If the company is slow paying and you work another month and have not been paid yet, you are now up to $24,000.

The company goes bankrupt and you get left as an unpaid creditor.

If you billed every two weeks your bill is now $6,000 which is better because it’s a smaller number and then you expect to be paid in 2 weeks no excuses.

Even better is you bump your billing rate and give them an incentive to pay on time. Say you tell them your bill out rate is $110. Then your bill is $6600, but you give them $600 off to pay within 7 days. It cost you nothing and you get paid faster because of the 8-9% discount.

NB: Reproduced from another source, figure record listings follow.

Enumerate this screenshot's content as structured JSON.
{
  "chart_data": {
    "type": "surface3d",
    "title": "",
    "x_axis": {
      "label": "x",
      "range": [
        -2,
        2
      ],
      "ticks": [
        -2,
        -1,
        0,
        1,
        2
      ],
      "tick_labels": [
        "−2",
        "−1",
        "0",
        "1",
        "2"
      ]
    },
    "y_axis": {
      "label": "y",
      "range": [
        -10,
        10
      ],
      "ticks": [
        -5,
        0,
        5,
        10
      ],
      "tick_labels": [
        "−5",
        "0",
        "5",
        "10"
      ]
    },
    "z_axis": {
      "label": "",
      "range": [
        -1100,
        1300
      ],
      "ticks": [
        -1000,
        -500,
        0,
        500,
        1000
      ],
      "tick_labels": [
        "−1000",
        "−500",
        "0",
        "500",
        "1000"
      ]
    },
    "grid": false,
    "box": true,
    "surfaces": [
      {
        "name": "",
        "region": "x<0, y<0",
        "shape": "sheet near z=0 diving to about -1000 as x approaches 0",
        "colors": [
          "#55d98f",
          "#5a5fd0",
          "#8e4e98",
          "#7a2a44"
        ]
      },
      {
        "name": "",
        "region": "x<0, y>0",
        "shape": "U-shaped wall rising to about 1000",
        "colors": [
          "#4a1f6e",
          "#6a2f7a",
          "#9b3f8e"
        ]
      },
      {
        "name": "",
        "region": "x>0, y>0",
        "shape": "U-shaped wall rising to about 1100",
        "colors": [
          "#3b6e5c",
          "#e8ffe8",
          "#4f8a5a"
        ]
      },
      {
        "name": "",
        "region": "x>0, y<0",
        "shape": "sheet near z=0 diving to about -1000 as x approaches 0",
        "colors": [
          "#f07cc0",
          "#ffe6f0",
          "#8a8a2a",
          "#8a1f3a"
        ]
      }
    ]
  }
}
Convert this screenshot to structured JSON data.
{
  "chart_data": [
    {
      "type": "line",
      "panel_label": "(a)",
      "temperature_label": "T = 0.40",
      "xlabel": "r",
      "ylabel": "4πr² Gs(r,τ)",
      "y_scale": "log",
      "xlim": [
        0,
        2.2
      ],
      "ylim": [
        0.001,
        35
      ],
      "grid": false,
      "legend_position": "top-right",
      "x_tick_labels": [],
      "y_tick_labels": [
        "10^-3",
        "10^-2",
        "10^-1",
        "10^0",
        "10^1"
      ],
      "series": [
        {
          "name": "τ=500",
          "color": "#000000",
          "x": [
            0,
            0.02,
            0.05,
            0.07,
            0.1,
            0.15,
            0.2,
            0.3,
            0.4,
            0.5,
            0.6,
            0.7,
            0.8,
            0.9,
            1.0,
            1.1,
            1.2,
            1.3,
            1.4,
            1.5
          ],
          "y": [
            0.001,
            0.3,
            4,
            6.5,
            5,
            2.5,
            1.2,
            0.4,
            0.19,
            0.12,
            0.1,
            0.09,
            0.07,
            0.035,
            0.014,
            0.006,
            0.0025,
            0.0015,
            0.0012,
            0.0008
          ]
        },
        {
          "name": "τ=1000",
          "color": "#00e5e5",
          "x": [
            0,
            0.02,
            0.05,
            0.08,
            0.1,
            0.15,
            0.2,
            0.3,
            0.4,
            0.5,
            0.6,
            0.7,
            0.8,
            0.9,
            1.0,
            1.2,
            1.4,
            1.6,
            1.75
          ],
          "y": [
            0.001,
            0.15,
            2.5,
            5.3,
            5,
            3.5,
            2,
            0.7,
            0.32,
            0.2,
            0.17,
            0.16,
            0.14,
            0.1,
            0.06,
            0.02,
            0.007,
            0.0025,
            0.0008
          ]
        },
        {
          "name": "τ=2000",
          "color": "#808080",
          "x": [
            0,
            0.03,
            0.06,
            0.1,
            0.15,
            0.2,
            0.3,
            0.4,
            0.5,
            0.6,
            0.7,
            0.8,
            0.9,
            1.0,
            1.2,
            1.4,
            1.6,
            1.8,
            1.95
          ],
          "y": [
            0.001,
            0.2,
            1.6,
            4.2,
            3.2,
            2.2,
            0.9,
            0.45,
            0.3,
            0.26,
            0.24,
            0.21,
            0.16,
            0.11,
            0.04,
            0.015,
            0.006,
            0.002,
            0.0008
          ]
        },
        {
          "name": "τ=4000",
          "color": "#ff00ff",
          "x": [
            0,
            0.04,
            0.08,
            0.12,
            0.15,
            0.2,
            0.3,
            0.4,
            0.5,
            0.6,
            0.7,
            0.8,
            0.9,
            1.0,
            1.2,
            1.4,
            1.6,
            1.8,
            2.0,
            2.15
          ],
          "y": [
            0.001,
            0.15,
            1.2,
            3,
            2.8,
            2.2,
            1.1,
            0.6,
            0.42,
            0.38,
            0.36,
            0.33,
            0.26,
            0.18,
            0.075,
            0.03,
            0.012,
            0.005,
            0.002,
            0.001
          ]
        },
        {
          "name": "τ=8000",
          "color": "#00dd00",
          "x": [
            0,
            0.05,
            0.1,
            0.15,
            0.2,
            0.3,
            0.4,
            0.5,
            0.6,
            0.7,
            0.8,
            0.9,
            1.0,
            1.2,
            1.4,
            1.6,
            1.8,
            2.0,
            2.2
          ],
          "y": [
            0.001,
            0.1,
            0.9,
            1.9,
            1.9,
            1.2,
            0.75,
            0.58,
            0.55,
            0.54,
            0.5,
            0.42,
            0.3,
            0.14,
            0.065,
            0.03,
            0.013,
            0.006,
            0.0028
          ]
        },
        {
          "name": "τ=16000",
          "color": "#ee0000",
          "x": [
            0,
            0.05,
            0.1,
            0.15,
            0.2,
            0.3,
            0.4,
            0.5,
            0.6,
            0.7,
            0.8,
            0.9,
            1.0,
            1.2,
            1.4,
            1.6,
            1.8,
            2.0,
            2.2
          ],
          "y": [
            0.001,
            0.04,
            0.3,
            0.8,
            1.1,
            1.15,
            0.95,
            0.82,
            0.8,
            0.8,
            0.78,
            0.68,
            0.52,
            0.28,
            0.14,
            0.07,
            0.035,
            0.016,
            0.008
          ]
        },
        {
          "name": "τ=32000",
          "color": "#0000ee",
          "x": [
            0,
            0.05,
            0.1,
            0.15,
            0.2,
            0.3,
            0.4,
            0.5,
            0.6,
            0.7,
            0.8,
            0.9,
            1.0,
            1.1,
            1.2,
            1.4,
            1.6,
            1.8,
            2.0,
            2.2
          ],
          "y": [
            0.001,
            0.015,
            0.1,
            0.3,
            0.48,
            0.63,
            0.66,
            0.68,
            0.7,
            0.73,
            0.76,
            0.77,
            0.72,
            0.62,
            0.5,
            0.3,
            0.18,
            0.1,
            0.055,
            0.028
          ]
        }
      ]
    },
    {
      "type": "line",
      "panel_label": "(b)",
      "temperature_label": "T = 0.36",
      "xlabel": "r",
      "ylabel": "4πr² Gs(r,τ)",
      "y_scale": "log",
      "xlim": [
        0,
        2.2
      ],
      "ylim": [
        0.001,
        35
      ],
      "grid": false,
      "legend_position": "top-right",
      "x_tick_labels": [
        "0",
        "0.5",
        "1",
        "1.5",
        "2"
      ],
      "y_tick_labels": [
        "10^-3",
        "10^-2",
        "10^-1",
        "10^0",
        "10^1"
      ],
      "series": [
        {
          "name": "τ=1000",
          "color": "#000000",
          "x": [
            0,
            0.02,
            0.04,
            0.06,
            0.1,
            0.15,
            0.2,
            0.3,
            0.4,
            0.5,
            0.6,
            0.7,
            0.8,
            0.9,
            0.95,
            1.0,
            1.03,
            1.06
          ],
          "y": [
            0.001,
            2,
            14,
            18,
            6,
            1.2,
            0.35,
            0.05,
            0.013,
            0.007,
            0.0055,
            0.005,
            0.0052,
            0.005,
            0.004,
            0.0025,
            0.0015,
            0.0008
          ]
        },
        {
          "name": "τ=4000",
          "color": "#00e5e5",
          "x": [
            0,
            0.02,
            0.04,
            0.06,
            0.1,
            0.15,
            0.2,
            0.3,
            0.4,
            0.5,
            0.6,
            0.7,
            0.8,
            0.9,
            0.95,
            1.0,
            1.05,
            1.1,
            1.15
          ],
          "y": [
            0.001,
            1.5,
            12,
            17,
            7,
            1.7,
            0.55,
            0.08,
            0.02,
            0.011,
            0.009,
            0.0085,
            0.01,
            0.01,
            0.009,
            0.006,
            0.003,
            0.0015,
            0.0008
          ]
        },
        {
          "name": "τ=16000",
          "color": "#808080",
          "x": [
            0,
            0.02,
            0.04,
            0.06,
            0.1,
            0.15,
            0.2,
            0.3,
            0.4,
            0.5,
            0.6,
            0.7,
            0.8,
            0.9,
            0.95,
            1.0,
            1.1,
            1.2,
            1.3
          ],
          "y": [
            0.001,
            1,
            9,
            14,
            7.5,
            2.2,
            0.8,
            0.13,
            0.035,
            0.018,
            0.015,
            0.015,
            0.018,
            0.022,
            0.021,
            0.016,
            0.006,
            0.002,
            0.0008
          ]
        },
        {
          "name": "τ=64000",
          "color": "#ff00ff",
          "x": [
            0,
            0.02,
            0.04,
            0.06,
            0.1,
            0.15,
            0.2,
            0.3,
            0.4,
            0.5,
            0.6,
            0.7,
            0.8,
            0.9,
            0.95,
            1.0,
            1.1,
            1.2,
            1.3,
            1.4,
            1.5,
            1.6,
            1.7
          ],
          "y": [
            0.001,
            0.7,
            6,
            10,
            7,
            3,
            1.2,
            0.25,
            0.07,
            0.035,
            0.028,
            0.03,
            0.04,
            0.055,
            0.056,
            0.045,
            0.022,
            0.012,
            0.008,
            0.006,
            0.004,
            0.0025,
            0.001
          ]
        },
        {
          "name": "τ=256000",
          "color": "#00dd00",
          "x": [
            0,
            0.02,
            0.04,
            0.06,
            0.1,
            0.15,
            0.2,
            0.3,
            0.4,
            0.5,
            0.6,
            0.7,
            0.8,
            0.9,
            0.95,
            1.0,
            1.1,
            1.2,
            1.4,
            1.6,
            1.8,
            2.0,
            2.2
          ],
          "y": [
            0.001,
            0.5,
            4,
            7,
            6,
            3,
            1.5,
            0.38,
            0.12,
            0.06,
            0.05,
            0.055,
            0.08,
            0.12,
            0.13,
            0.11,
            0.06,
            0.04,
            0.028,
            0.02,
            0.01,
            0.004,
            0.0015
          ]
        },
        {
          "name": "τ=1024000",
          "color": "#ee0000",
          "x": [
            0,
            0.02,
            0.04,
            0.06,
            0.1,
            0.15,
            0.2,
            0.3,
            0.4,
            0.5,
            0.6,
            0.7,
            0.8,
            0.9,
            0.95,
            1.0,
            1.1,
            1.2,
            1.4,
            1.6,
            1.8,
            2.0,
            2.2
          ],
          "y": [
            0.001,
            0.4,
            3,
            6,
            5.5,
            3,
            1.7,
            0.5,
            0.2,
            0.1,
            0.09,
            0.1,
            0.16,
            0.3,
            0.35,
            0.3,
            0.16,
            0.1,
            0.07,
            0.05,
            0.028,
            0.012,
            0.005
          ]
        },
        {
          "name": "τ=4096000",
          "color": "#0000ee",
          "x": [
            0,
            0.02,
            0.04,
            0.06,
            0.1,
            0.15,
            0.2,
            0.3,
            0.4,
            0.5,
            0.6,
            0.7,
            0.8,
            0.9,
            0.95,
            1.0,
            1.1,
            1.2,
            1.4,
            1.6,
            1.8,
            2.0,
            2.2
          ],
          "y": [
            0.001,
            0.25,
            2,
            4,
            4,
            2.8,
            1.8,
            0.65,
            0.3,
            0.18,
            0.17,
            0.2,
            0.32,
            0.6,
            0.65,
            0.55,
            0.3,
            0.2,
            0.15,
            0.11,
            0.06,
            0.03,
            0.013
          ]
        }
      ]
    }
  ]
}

If you don’t get paid promptly, cut it off quick. Do not cut them any slack.
If they miss a tradeshow of deadline, it’s their fault for not paying you on time. A key thing to learn, which is often after you have been burned once is keep on top of your billing. Be professional and polite. No payment, no CAD files, no printouts and key is to write in a few clauses as far in your court as possible.

If things go wrong that the dispute is settled in your jurisdiction, you own all rights until you are paid in full. You paid 80%, not good enough, you still own the intellectual property.

People are lazy. You write the contract, that puts things in your court. If they write the contract, then it puts things in their court. This puts you in
a better situation to put in as much as you can.

If you have the risk tolerance you could pay for any models and mark them up 25%. It’s some fairly easy money, but if you don’t get paid, you have a nice $13,000 worth of urethane castings of a gardening shovel or laptop mouse.